7-day dogecoin price chart
7-day dogecoin price chart

Ethereum led the way in major cryptocurrencies with an increase of 22% last week. The increase in ETH came after the introduction of EIP-1559 on August 5. This update burns cryptocurrency instead of paying it to miners, making transaction fees more transparent and paving the way for Ethereum 2.0, the next generation Ethereum update that takes blockchain from proof-of-work to proof-of-stake.

Congress debates cryptocurrency taxation

The boom and wave of enthusiasm in the cryptocurrency market has emerged despite political disagreement in Washington over who must report tax information to the Internal Revenue Service.
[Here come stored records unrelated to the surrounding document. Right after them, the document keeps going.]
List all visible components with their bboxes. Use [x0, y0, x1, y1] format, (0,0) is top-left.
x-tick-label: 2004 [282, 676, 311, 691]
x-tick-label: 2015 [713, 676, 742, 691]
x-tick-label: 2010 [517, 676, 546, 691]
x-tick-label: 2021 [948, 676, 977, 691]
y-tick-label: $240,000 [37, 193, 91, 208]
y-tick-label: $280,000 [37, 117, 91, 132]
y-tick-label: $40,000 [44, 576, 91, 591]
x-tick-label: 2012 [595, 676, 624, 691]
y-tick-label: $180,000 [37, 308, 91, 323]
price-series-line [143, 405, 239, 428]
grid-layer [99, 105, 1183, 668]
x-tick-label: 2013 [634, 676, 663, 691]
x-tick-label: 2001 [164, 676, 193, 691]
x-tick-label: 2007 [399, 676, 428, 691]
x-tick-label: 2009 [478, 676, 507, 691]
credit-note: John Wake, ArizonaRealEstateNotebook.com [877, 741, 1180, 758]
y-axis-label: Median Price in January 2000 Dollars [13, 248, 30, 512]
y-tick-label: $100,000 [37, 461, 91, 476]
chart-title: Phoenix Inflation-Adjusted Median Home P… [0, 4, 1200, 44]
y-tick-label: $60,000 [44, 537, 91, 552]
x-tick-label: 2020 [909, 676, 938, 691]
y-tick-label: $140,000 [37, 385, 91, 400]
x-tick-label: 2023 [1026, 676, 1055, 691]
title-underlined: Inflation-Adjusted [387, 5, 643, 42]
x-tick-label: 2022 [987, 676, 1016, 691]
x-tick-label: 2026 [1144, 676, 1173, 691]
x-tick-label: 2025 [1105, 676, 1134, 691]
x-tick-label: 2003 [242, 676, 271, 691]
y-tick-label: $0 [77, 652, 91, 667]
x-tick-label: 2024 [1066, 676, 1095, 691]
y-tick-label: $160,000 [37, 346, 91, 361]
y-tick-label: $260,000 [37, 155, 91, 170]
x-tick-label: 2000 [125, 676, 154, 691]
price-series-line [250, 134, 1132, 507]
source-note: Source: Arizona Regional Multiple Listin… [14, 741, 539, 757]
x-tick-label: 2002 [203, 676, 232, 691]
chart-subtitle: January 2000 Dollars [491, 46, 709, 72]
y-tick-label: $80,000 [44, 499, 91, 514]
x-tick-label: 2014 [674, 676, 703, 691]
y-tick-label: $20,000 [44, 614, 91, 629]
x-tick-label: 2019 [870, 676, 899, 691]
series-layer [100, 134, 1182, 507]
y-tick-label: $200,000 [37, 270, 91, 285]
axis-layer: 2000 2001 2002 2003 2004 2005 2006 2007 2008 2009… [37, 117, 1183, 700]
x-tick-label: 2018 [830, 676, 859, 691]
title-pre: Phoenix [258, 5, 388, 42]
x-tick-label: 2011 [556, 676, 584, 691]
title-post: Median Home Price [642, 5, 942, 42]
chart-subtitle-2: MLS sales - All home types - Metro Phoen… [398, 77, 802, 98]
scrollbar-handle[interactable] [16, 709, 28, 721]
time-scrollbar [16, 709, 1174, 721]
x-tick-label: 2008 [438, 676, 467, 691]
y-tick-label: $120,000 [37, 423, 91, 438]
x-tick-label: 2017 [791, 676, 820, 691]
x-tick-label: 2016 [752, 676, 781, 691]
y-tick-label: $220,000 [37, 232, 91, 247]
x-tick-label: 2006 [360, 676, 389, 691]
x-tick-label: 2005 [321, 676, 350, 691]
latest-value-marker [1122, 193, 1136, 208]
Senators agree that $ 28 billion in cryptocurrency taxes will help cover the bill for President Biden’s new infrastructure bill, and they want the digital asset industry to help prevent under-reporting of cryptocurrency income.

The original proposal suggested that both centralized and decentralized entities should report customer information to the IRS – even though decentralized entities like DeFi protocols and Bitcoin miners do not collect information from the people who use them.

Both rival amendments to cryptocurrency regulations exempt proof-of-work and proof-of-stake entities, but one of them has decided not to exempt other non-depositaries from tax reporting.

Moreover, US cryptocurrency industry leaders fear that if Congress votes to include this amendment in Biden’s infrastructure bill, they will have to leave the country as they will not be able to comply with the new law.

For now, however, voting has been delayed, and while enthusiasm in the cryptocurrency market has cooled, the market itself has not suffered.